The war began on October 7 with an unprecedented Hamas attack on southern Israel that resulted in the deaths of about 1,160 people, mostly civilians, Israeli figures show.
Israel’s military says 242 soldiers have died in Gaza since ground operations began in late October.
– US to ‘insist’ on more aid –
“The Israeli army must fully investigate how the mass panic and shooting could have happened,” German Foreign Minister Annalena Baerbock wrote on social media platform X.
Her French counterpart Stephane Sejourne said “there will have to be an independent probe to determine what happened”.
European Commission chief Ursula von der Leyen said “every effort must be made to investigate what happened and ensure transparency”.
Aerial footage of the incident made clear “just how desperate the situation on the ground is”, a US State Department spokesman said, adding that Washington was pushing Israel to allow in more aid.
Despite warnings from within his own administration that air drops “are a drop in the bucket” compared to the needs, Biden said Washington would start deliveries from the sky “in the coming days”.
He said he would also “insist” that Israel let in more aid trucks.
Biden said Thursday’s aid convoy deaths happened because Gazans were “caught in a terrible war, unable to feed their families — and you saw the response when they tried to get aid”.
The aid convoy deaths dealt a blow to efforts to broker a new truce in Gaza to get more aid in and the remaining Israeli hostages released by their Palestinian captors.
Militants took about 250 hostages, 130 of whom remain in Gaza, including 31 that Israel says are presumed dead.
Asked whether the convoy incident would complicate the truce negotiations, Biden said: “I know it will”.
Late on Thursday, he spoke with the leaders of Egypt and Qatar, the two Arab states which have been acting as go-betweens alongside the United States.
They discussed the “tragic and alarming” aid incident in Gaza, saying it “underscored the urgency of bringing negotiations to a close as soon as possible,” the White House said.
– ‘Peace or eternal war’ –
Accounts conflicted on what exactly unfolded in Gaza City.
A witness, declining to be named for safety reasons, said the violence began when thousands of people rushed towards aid trucks, leading soldiers to open fire when “people came too close” to tanks.
Hossam Abu Safiya, director at Gaza City’s Kamal Adwan Hospital, said all the casualties admitted there were hit by “bullets and shrapnel from occupation forces”.
Israeli armed forces spokesman Daniel Hagari said troops had fired “a few warning shots” to try to disperse a “mob” that had “ambushed” the aid trucks.
“Thousands of Gazans” swarmed the trucks, “violently pushing and even trampling other Gazans to death, looting the humanitarian supplies,” he said.
It is not the first time that aid convoys have been looted in northern Gaza, where residents have been reduced to eating animal fodder to stave off starvation.
The health ministry said four more children had died of “malnutrition and dehydration” at Gaza City’s Kamal Adwan Hospital, taking the number of such deaths to 10.

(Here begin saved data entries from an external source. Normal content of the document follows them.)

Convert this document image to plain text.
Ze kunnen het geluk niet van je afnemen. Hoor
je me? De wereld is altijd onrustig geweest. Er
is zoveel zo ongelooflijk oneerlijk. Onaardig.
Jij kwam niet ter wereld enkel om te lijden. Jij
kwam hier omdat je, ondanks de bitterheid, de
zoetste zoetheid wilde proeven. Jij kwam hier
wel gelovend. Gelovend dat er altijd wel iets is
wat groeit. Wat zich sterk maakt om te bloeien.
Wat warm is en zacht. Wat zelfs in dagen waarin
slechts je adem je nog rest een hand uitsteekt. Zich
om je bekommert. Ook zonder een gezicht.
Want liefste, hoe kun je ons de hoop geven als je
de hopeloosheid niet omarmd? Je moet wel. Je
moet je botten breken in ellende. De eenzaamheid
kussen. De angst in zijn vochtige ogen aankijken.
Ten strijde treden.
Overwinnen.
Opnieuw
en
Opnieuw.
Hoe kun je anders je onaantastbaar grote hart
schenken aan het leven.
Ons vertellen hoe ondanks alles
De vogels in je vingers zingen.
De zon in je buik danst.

Hamas’s military wing said seven of the hostages still held in Gaza had died because of Israeli military operations, an announcement AFP could not independently confirm.

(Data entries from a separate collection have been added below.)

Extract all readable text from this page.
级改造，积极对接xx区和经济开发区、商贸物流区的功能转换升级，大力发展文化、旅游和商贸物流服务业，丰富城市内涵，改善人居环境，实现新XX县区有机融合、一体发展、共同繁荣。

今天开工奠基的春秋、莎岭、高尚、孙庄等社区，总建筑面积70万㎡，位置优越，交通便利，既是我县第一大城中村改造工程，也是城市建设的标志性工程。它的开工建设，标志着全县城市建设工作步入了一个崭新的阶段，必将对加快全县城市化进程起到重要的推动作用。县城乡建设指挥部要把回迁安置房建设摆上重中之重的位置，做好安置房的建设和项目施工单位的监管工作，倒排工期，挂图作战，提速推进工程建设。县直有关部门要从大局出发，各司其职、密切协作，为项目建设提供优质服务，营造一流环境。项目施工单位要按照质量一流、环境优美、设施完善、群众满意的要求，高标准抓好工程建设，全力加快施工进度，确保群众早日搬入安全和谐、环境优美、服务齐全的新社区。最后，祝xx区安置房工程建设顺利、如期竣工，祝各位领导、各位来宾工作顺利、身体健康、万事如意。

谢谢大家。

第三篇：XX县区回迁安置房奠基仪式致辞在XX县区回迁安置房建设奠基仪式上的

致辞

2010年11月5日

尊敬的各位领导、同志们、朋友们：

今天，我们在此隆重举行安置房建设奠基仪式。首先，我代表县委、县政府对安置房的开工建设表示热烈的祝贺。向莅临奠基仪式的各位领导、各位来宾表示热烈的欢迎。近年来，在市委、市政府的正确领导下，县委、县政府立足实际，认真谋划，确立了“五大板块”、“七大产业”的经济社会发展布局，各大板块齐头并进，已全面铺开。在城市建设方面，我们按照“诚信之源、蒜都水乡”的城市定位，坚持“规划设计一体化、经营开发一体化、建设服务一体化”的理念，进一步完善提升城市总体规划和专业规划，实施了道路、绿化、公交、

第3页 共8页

Israeli Prime Minister Benjamin Netanyahu has come under increasing pressure over the captives.
On Friday, relatives and supporters rallied outside the US embassy branch in Tel Aviv in a call for help to secure their release.
At another protest in the city on Thursday night, Alon Lee Green, 36, said things were at a crossroads.
“Either we are going into an eternal war that will never stop or we’re going to a diplomatic agreement, an Israeli-Palestinian peace.”